Mon corps sature, explose, implose, le tout en même temps sous la violence des gestes et leur absence de sens. Ce n’est pas la première fois, ni la dernière fois. Et pourtant. À chaque fois la compréhension se perd.

À coup de rein, il entre dans mon vagin, à coup de langue dans ma bouche.  Je suis couchée, désarticulé. Il a tiré mes cheveux pour mettre ma tête en arrière pour que ma bouche s’ouvre mieux. Les mouvements s’enchainent. Mais ce corps, le miens, n’est plus qu’un passager clandestin de ma conscience. Il est là, sans être relier, défaillant, abstrait.

Je ressens la mécanique : avant, arrière. Mon sexe n’avait rien anticipé. La soudain, l’inattendue, rien. Je n’étais plus dans me routine anticipatrice. J’étais si sûre, soulagée, qu’il nous avait quitté, libérée. Je n’étais pas humide. Ça l’a mis en colère. Un vagin sous-lubrifié, ce n’est pas très agréable pour le violeur.

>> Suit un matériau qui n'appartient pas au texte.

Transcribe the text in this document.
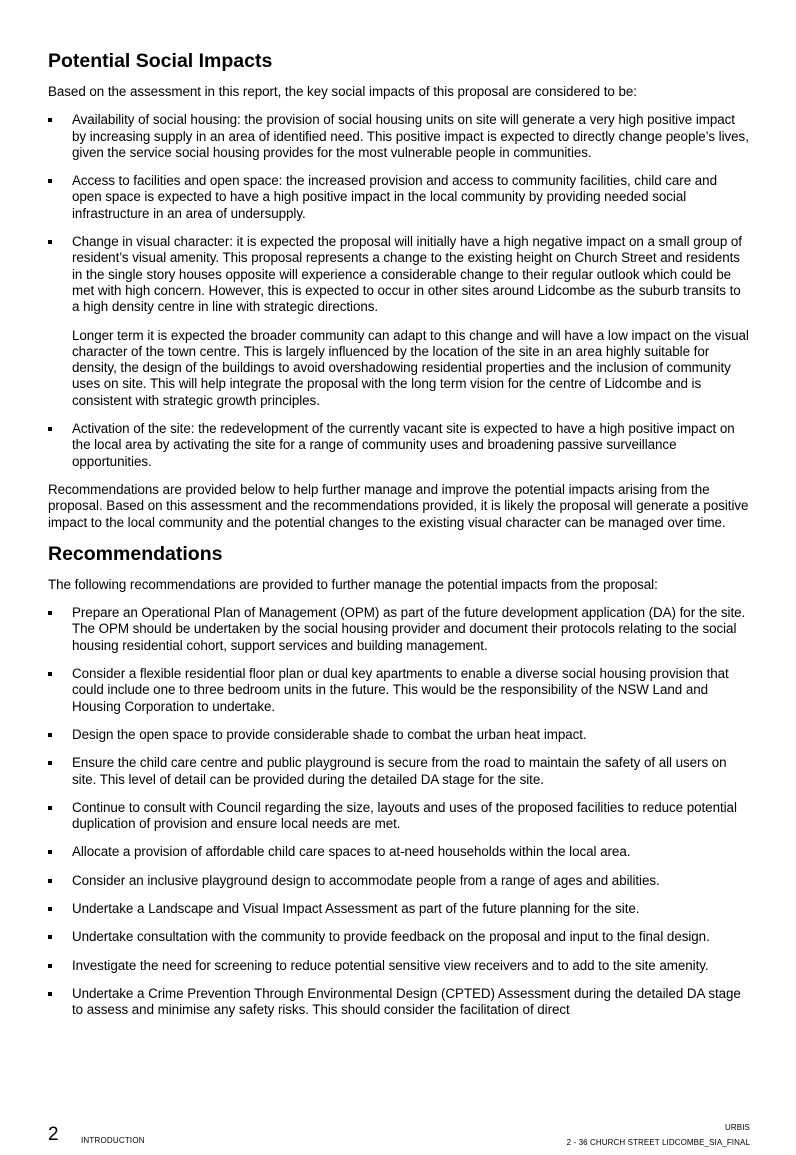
Potential Social Impacts

Based on the assessment in this report, the key social impacts of this proposal are considered to be:

Availability of social housing: the provision of social housing units on site will generate a very high positive impact by increasing supply in an area of identified need. This positive impact is expected to directly change people’s lives, given the service social housing provides for the most vulnerable people in communities.

Access to facilities and open space: the increased provision and access to community facilities, child care and open space is expected to have a high positive impact in the local community by providing needed social infrastructure in an area of undersupply.

Change in visual character: it is expected the proposal will initially have a high negative impact on a small group of resident’s visual amenity. This proposal represents a change to the existing height on Church Street and residents in the single story houses opposite will experience a considerable change to their regular outlook which could be met with high concern. However, this is expected to occur in other sites around Lidcombe as the suburb transits to a high density centre in line with strategic directions.

Longer term it is expected the broader community can adapt to this change and will have a low impact on the visual character of the town centre. This is largely influenced by the location of the site in an area highly suitable for density, the design of the buildings to avoid overshadowing residential properties and the inclusion of community uses on site. This will help integrate the proposal with the long term vision for the centre of Lidcombe and is consistent with strategic growth principles.

Activation of the site: the redevelopment of the currently vacant site is expected to have a high positive impact on the local area by activating the site for a range of community uses and broadening passive surveillance opportunities.

Recommendations are provided below to help further manage and improve the potential impacts arising from the proposal. Based on this assessment and the recommendations provided, it is likely the proposal will generate a positive impact to the local community and the potential changes to the existing visual character can be managed over time.

Recommendations

The following recommendations are provided to further manage the potential impacts from the proposal:

Prepare an Operational Plan of Management (OPM) as part of the future development application (DA) for the site. The OPM should be undertaken by the social housing provider and document their protocols relating to the social housing residential cohort, support services and building management.

Consider a flexible residential floor plan or dual key apartments to enable a diverse social housing provision that could include one to three bedroom units in the future. This would be the responsibility of the NSW Land and Housing Corporation to undertake.

Design the open space to provide considerable shade to combat the urban heat impact.

Ensure the child care centre and public playground is secure from the road to maintain the safety of all users on site. This level of detail can be provided during the detailed DA stage for the site.

Continue to consult with Council regarding the size, layouts and uses of the proposed facilities to reduce potential duplication of provision and ensure local needs are met.

Allocate a provision of affordable child care spaces to at-need households within the local area.

Consider an inclusive playground design to accommodate people from a range of ages and abilities.

Undertake a Landscape and Visual Impact Assessment as part of the future planning for the site.

Undertake consultation with the community to provide feedback on the proposal and input to the final design.

Investigate the need for screening to reduce potential sensitive view receivers and to add to the site amenity.

Undertake a Crime Prevention Through Environmental Design (CPTED) Assessment during the detailed DA stage to assess and minimise any safety risks. This should consider the facilitation of direct

2	INTRODUCTION
URBIS
2 - 36 CHURCH STREET LIDCOMBE_SIA_FINAL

Il s’est décollé de moi. Je suis resté comme morte, couchée. Mon corps était amorphe, hypotonique. Je subissais la gravité. J’avais fermé la porte la clef, je ne savais plus où elle était. Et puis pour fuir, il faut pouvoir bouger. On ne fuit pas nu. Si ? Il a pris du lubrifiant sur la table basse. Il m’en a mis directement dans le vagin. Il a utilisé sa main droite, ses doigts pénétrant dans la délicatesse de son bon plaisir dans mon vagin, au dedans il veut bien étaler le lubrifiant. Pour que cela soit bien pour lui ; pour ne pas laisser de trace, déchirure. Il a commencé à laisser glisser un doigt dans mon anus, le majeur. En douceur, petit à petit. Il m’a fait comprendre d’un regard, dans le non-verbal que je devais aller à 4 pates. Il a pis une pipette, un truc laxatif à m’enfoncer dans l’anus.  Ça fait surement mal. Je ne sais pas trop ce que c’était, enfin si, je connais adulte se type produit.  Mais à cette époque je ne sais pas ce que c’est. « C’est pour que ça se passe bien pour toi, que tu restes propre. Je sais que tu aimes ça ». Ce n’est pas la première fois, pas la dernière fois qu’il va faire ça. Cela étant, je dois me coucher. Je patiente pour que ça fasse effet. Je connais la chorégraphie. Je ne dis rien. J’ai eu envie de faire caca très vite. Je bondis. Ça me fait toujours ça. Je cours vers les WC. Cela explose dans la cuvette. Je me vide, encore et encore. Il m’a rejoint. Il est nu.  Il y a encore quelques instants, il avait son caleçon. Là, il est nu, la bite en l’air, bandante. Il la tient d’une main, de la main droite. Il se masturbe en me regardant me vider dans les chiottes. Il m’a dit « on va dans la salle de bain » quand de toute évidence j’avais fini. La porte du bocal sans fenêtre qu’était cette pièce à peine franchie, Il a pris un gant de toilette sur l’étagère à gauche. Il suffisait de tendre le bras, avancer d’un pas. Être là, nu devant le lavabo. Quel petit bocal que cette salle de bain.  Je ne m’étais même pas essuyais. Je connaissais la musique.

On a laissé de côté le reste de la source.